If you think about it, that analogy doesn't really work. The rooms that guests stay in are almost all along the outside because guests are paying customers. The janitor's storage rooms, room service kitchens, elevator shafts, mechanical access corridors and other such workspaces are located on the inside in the less valuable parts of the building. Not every room has an outside window - only the rooms for VIP's, which is oddly similar to the situation in most office buildings.
Offices also have janitor storage rooms, elevator shafts, dining rooms, et cetera. They also have meeting rooms, labs, server rooms that can be located in the centre.
You can do a lot by varying the shape of a building. The office building that I work in is a giant H. I'm next to a window pretty much anywhere I go.
As desirable as windows are, they're also conductors of heat/cold. I'll bet that office is uncomfortable and very expensive to run.
Except many of those are new construction that are designed to be long and narrow. Most existing office buildings were not designed that way.
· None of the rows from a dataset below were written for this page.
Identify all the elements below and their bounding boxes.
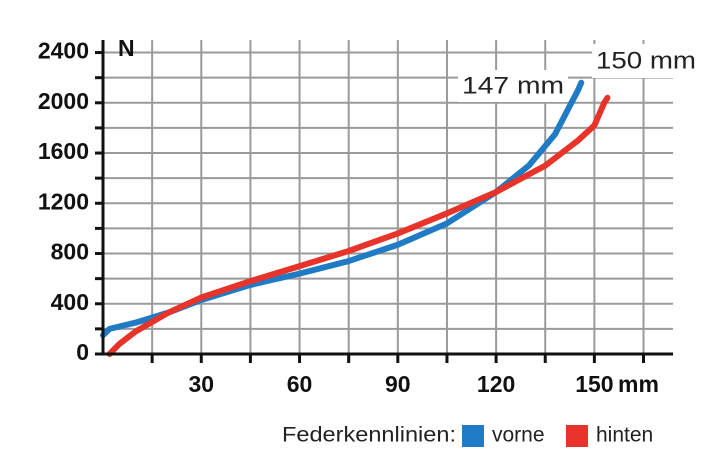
series-line (106, 94, 611, 357)
y-tick-label: 2000 (38, 88, 89, 114)
y-tick-label: 400 (51, 289, 89, 315)
legend: Federkennlinien: vorne hinten (282, 424, 653, 447)
x-tick-label: 30 (188, 371, 214, 397)
y-tick-label: 1600 (38, 138, 89, 164)
x-tick-label: 60 (287, 371, 313, 397)
annotation-box (458, 70, 568, 102)
x-tick-label: 120 (477, 371, 515, 397)
y-axis-label: N (118, 35, 135, 61)
y-tick-label: 800 (51, 239, 89, 265)
series-line (100, 79, 585, 339)
legend-swatch (462, 425, 484, 447)
y-tick-label: 2400 (38, 38, 89, 64)
series-lines (100, 79, 611, 357)
legend-label: vorne (492, 424, 545, 447)
y-tick-label: 0 (76, 339, 89, 365)
annotation-box (592, 44, 698, 78)
grid (103, 40, 673, 355)
annotation: 147 mm (462, 72, 564, 99)
legend-swatch (566, 425, 588, 447)
legend-label: hinten (596, 424, 653, 447)
legend-title: Federkennlinien: (282, 424, 456, 447)
y-tick-label: 1200 (38, 188, 89, 214)
x-tick-label: 150 (575, 371, 613, 397)
axes: 30 60 90 120 150 0 400 800 1200 1600 2000 2400 (38, 38, 673, 397)
x-axis-label: mm (618, 371, 659, 397)
x-tick-label: 90 (385, 371, 411, 397)
annotation: 150 mm (596, 47, 696, 74)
I think that was Spolsky's point. Why weren't they designed that way? They should be.
I guess I will just email the architect of my building and tell them they did it wrong. I should have sunlight when?

edit: longer answer - I work in Mountain View, where there is huge competition for buildings thanks to Google. Small companies get the leftovers, and beggers can't be choosers.

Hotels also tend to have extremely long hallways, lots of relatively small floors, and few rooms larger than a bedroom.